They do look nice, very cheap from eBay £6.99 delivered (uk seller) the only thing that would be a slight negative is the back battery cover unhitches quite easily.


----------



## DoubleShot

That's an odd dosage unless you normally aim for 15g? What size filter basket do you use?

If you can manage to knock the puck out in one piece, you can probably tell just as much about how well a shot you've just pulled looking at the bottom as you can looking at the top.

Do like those square shot glasses. From Bella Barista? Fatcapp also uses them.

Do you time your shots? Looked a tad fast from that video. Also left spout poured first so perhaps not a completely level tamp?


----------



## owain

I was using 14g but just tried 15g while I'm playing about, it's the double basket that came with the Rancilio, I had the glasses from Amazon, I didn't time that one as I was watching for the weight.


----------



## owain

That's the puck


----------



## owain




----------



## DoubleShot

Puck looks pretty good. Very little dark patches which normally indicates over-extracted (I think?)


----------



## owain

This is 14 grams I tried to stop on 28 grams of espresso but as you can see it went a little over, I think the speed is down to it being pre-ground and perhaps a little coarse though it is only a single shot, this tastes much more fruity less bitter I guess meaning you were right about the over extraction on the 15g one, again a nice temperature.


----------



## urbanbumpkin

Was that a 17 sec shot?


----------



## h1udd

That's pre ground for you, it's never fine enough


----------



## TomBurtonArt

owain said:


> This is 14 grams I tried to stop on 28 grams of espresso but as you can see it went a little over, I think the speed is down to it being pre-ground and perhaps a little coarse though it is only a single shot, this tastes much more fruity less bitter I guess meaning you were right about the over extraction on the 15g one, again a nice temperature.


Are you still hand grinding?

Can you get it ground finer?

Your shots are running fast, want to aim for 27-30secs as a general rule (although if 17 tastes better, stick with it).


----------



## owain

TomBurtonArt said:


> Are you still hand grinding?
> 
> Can you get it ground finer?
> 
> Your shots are running fast, want to aim for 27-30secs as a general rule (although if 17 tastes better, stick with it).

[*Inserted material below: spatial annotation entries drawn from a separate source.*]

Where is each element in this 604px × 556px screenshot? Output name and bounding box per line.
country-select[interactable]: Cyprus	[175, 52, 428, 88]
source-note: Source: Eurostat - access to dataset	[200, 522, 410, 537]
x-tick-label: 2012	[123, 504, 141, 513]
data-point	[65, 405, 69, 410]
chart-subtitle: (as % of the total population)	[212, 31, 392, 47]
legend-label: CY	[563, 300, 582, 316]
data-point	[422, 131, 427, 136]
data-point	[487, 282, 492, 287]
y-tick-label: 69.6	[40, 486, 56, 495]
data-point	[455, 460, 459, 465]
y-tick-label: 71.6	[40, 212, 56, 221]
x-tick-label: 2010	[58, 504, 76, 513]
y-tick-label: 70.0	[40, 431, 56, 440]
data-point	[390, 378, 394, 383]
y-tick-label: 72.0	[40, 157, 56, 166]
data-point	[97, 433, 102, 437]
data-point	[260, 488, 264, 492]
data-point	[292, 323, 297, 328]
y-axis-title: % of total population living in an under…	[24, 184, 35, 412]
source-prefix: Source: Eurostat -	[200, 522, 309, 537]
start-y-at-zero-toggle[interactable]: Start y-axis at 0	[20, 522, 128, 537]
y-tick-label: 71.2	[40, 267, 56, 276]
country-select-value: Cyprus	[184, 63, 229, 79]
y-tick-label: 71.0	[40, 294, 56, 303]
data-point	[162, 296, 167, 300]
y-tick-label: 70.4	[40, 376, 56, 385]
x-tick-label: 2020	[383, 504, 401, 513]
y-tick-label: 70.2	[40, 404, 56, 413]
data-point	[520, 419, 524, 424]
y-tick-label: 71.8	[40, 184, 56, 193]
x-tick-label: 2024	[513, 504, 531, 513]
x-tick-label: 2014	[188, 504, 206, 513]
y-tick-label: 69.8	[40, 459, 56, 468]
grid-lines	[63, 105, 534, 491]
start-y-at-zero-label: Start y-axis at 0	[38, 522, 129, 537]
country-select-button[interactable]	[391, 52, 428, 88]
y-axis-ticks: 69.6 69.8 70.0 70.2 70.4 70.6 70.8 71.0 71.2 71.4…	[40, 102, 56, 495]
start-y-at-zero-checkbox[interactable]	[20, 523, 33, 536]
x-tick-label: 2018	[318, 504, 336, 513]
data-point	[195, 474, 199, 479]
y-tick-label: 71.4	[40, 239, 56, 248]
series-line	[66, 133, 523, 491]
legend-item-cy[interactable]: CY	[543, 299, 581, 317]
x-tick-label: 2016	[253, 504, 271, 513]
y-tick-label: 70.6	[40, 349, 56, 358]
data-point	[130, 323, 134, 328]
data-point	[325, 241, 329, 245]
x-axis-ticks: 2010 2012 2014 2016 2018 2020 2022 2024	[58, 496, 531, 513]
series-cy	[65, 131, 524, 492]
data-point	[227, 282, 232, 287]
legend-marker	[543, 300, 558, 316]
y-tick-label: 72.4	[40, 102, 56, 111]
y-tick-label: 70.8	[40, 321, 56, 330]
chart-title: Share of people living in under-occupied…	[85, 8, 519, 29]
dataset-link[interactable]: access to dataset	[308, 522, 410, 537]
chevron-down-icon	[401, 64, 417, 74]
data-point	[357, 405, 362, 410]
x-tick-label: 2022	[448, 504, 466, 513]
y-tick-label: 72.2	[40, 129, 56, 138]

Yeah I just ran out of beans so was using the pre-ground, I'll hand grind some later as I've just been shopping


----------



## owain

urbanbumpkin said:


> Was that a 17 sec shot?


Yeah was 17 seconds


----------



## urbanbumpkin

owain said:


> Yeah was 17 seconds


If you can grind finer aim for somewhere in the 25-35sec bracket.


----------



## owain

urbanbumpkin said:


> If you can grind finer aim for somewhere in the 25-35sec bracket.


Yeah I just bought some beans earlier until my order from coffee compass arrives, that was pre-ground in the video ?


----------



## DoubleShot

Avoid pre-ground if possible. Likely to go stale very quickly once opened.


----------



## owain

This is using my fresh beans from coffee compass


----------



## owain




----------



## owain

Loved how this tasted smooth deep, but not acrid now I've got the grind right


----------



## owain

My new knock box


----------



## hotmetal

Owain I have the exact same Motta chrome knock box. Pure class! Better get the cloth out though ha ha ha!


----------



## owain

hotmetal said:


> Owain I have the exact same Motta chrome knock box. Pure class! Better get the cloth out though ha ha ha!


A bit of a bargain on eBay unused £20.99 delivered. It still has the bella barista receipt in the box for £35


----------



## hotmetal

Result! I win though - got mine as a birthday present!


----------



## DoubleShot

First thought that springs to mind with chrome items that come into contact with water etc, is that you'll be forever spending time having to buff them with a microfibre or similar if you don't wish to see unsightly dried water marks.

They look nice in photos but not always that practical in use and that's coming from someone who's not afraid to religiously clean stuff!


----------



## owain

I was tempted by this I have to be honest, I love that it's hand crafted


----------



## hotmetal

Well you're right DS. But better skankiness that you can see and eradicate than disguised grimness that lurks almost undetected on your knock box ?? # shudder ??

I figure I've got a couple of grand worth of hot and shiny coffee gear 'in the line of fire' - a shiny knock box isn't going to push me over the edge! In for a penny...

Dramatic comedy over-exaggeration aside, you have to empty the box anyway - and if you didn't wash it you'd get mould on the inside. All I do is dry it nicely with an e-cloth after washing and *sparkle!* the happy coffee fairy alights thereon and waves her wand approvingly!


----------



## hotmetal

I was originally looking at the wood hand made ones. That was what I was going to buy, though I was a bit worried about the longevity of the wood if it got wet with coffee or being washed frequently. Then the Mrs showed up with the chrome Motta one and said she thought it went better in the kitchen and with my machine.


----------



## DoubleShot

God bless a good wife!


----------



## jenniferferreira

Well this kind of set up is something to aspire to!


----------



## owain

Sent from my iPhone using Tapatalk


----------



## AMCD300

Nice addition - looking good next to the Rancilio...


----------



## Coffeesprinter

I'm leaning more and more towards the Silvia every day. A few months in it looks like you're still really enjoying it. Any regrets at all?


----------



## owain

Coffeesprinter said:


> I'm leaning more and more towards the Silvia every day. A few months in it looks like you're still really enjoying it. Any regrets at all?


No regrets at all, I like the looks, I like how it performs, it's nice and compact, easy to use, solid well built no flimsy parts. It looks easy enough to repair should I need to, spares ate easy to get hold of. Brilliant machine.

It does take a little time to get up to temperature but no longer than any others. I do however want a La Pavoni but will still be keeping the Silvia.


----------



## owain

Some new vintage cups


----------



## owain

Fully modified for single dosing


----------